By Shawntaz Crawford
Publisher, Stay On The Go
If there are conversations simmering about supporting black business—insert shameless plug for Stay On The Go—then understand that supporting black businesses means that consumers have to exercise patience and allow those businesses to make mistakes while still continuing to provide support.
Black businesses don’t always have the same kind of resources and support as their competitors, a fact that often makes it is difficult for black business owners and their staffs to perform at some of the service standards enjoyed by majority-owned businesses.
Further, if black consumers adopted a habit of buying black, then black-owned businesses will naturally improve—and their service standards will continue to rise as well. But without the initial investment by community support, black business struggle to keep up.
Many members of the black community go to work each week for majority-owned businesses, then turn around and then buy products from majority-owned super retailers. And this is why black consumers are financial slaves.
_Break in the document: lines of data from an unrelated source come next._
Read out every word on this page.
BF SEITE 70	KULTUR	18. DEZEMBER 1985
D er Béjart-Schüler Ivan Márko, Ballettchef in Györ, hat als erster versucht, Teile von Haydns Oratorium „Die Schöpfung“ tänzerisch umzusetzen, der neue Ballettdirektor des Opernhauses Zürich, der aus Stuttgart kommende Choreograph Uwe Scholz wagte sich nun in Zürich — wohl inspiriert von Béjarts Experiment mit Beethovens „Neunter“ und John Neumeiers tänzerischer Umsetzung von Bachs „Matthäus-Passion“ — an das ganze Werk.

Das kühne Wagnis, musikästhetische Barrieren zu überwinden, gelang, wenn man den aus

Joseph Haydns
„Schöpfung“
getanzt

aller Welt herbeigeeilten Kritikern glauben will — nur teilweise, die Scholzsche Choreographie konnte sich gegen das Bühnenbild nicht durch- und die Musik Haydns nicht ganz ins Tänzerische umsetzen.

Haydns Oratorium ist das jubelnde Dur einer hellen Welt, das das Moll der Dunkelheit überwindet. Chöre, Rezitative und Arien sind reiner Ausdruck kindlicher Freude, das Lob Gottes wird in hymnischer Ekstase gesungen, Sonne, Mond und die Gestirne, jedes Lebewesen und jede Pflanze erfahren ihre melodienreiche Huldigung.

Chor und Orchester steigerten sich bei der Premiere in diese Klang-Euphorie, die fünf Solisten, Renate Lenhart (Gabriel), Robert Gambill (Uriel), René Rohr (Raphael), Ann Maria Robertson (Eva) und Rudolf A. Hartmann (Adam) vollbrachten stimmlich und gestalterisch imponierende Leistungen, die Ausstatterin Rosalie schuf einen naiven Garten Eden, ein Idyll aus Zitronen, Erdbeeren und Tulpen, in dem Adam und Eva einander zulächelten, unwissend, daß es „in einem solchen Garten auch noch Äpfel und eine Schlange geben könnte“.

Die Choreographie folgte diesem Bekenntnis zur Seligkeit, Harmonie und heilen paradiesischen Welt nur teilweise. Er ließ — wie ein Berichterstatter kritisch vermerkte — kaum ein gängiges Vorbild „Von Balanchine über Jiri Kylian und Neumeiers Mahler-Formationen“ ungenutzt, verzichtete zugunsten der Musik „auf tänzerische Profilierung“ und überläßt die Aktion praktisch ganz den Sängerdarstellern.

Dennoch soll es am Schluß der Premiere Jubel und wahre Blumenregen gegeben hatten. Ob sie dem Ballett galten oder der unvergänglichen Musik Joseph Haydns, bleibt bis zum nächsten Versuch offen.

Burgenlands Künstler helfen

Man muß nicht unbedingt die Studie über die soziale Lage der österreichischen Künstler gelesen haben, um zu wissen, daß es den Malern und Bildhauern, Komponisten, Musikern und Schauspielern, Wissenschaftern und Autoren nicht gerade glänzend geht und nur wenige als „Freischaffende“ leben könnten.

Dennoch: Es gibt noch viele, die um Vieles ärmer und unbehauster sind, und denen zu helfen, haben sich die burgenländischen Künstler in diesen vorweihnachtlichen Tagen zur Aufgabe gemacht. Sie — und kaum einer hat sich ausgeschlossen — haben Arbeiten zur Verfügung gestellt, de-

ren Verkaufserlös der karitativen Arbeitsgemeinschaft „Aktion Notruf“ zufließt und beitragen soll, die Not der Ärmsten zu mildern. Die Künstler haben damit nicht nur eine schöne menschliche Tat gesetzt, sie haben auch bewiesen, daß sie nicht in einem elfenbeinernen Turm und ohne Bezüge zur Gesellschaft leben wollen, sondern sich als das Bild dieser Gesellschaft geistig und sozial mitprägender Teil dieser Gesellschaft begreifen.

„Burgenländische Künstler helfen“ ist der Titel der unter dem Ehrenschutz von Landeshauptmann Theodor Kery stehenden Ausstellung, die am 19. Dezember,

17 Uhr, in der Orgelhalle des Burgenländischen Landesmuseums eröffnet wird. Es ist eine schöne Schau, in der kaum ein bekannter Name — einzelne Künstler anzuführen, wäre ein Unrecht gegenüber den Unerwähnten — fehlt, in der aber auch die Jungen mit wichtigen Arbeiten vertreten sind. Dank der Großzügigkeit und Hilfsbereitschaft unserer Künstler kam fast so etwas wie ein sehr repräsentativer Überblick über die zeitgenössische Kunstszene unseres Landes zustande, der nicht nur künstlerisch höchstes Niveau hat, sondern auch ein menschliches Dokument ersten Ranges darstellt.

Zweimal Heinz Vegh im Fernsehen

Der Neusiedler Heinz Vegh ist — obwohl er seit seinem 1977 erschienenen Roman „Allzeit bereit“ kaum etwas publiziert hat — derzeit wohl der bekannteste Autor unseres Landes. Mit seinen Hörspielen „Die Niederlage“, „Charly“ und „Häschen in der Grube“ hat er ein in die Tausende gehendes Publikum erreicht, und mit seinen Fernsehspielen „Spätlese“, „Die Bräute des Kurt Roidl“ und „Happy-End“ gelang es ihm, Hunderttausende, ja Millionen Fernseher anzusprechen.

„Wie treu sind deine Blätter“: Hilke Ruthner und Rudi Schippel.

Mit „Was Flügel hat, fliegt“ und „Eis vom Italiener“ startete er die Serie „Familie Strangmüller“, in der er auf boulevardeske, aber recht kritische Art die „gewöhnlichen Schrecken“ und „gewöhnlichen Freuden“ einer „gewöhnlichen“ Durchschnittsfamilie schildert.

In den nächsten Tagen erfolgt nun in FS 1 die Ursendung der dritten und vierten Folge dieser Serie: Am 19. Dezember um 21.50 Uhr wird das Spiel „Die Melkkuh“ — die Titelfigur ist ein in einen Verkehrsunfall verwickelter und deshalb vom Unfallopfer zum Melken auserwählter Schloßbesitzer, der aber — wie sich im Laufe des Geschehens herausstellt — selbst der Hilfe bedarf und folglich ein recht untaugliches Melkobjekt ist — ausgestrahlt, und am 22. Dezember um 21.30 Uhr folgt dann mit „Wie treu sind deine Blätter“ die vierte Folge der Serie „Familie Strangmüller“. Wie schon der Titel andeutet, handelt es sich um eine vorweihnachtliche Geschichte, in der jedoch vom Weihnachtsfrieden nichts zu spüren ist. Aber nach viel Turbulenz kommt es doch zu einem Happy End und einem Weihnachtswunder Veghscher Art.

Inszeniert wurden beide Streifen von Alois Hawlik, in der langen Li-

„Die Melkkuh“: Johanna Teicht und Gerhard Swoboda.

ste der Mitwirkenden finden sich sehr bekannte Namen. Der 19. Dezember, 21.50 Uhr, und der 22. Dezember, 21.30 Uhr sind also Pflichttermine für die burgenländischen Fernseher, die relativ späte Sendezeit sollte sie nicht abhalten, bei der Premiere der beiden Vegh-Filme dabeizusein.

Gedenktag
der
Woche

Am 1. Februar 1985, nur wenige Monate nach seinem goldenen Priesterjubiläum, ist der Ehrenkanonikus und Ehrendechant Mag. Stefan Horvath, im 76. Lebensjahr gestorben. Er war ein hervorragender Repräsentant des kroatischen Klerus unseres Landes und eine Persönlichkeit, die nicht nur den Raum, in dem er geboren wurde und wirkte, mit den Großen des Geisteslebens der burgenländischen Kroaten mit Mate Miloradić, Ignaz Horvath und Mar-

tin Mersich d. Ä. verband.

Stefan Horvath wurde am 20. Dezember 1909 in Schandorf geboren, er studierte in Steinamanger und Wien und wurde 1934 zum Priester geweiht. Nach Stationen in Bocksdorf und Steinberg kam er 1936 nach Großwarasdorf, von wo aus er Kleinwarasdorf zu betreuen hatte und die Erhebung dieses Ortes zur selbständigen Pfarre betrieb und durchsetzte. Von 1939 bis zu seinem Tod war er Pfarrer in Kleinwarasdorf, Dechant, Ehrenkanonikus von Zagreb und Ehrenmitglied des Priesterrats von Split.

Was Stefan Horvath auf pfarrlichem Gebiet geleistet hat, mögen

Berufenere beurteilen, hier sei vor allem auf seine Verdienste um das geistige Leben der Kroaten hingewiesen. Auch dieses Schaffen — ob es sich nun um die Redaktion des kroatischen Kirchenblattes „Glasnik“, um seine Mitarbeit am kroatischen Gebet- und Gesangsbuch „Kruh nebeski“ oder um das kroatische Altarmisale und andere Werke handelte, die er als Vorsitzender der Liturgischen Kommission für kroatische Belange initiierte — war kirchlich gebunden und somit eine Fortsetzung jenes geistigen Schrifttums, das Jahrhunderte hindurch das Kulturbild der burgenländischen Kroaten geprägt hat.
Instead of investing in businesses owned by members of our community, black consumers seem to be totally fine with being dependent upon someone else for our needs as a community.
There are very few black-owned grocery stores, black-owned farms, black-owned gas stations or even black-owned land. The black community is totally locked out from acquiring and maintaining real wealth. That such a disparity exists is why would should be marching. Advocating for more black ownership and more consistent patrons of black-owned businesses is what we should be fighting for.
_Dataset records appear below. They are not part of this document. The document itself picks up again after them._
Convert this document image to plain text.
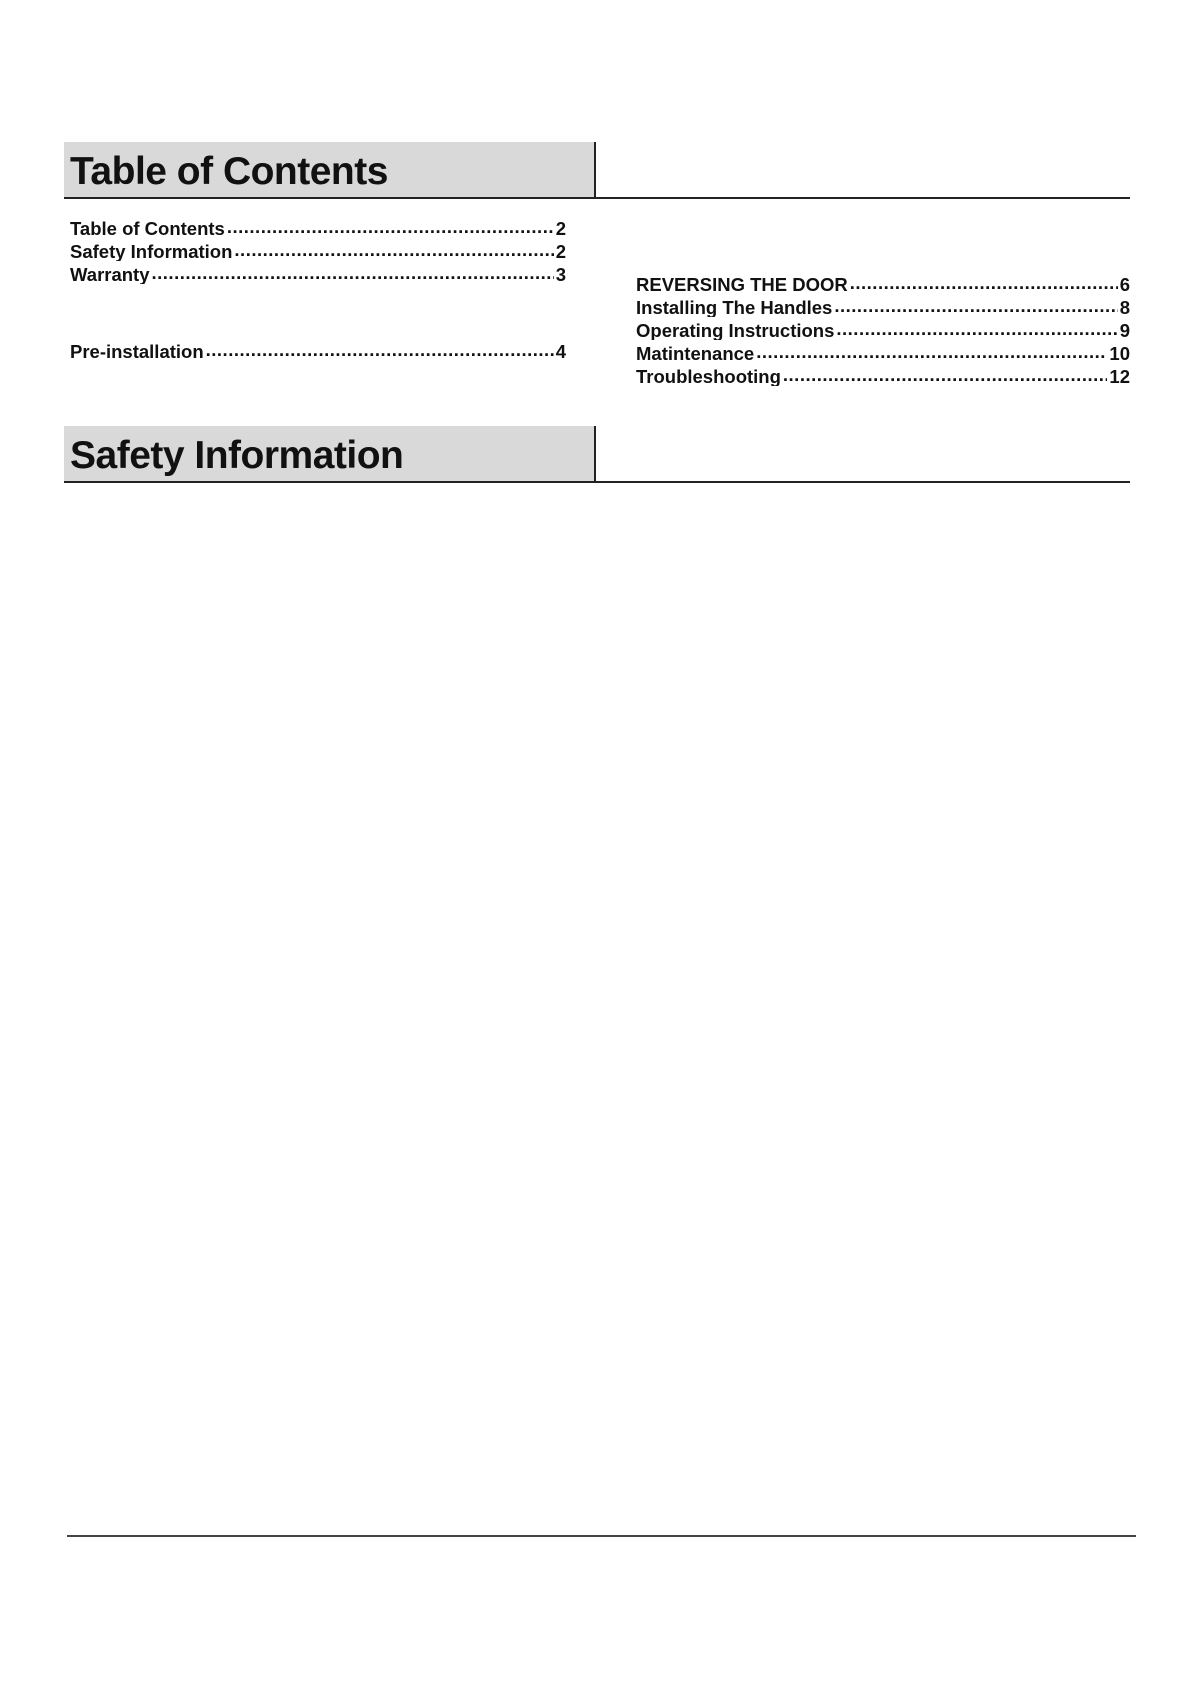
Table of Contents
Table of Contents .....	2
Safety Information .....	2
Warranty .....	3
Pre-installation .....	4
REVERSING THE DOOR .....	6
Installing The Handles .....	8
Operating Instructions .....	9
Matintenance .....	10
Troubleshooting .....	12
Safety Information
We need to invest in banks, so in turn, banks will invest in our BUSINESSES. Please understand, this is why you you should be opening accounts with black-owned banks. Any bank that is not willing to invest in black businesses doesn’t deserve to hold on to the money of its black accountholders.
Ultimately, the black community loses because black businesses are under capitalized by black-supported financial institutions. But, we are under capitalized because we do not invest in black-owned businesses that provide an economy for the black community and blindly support majority-institutions that could care less whether or not the black community wins.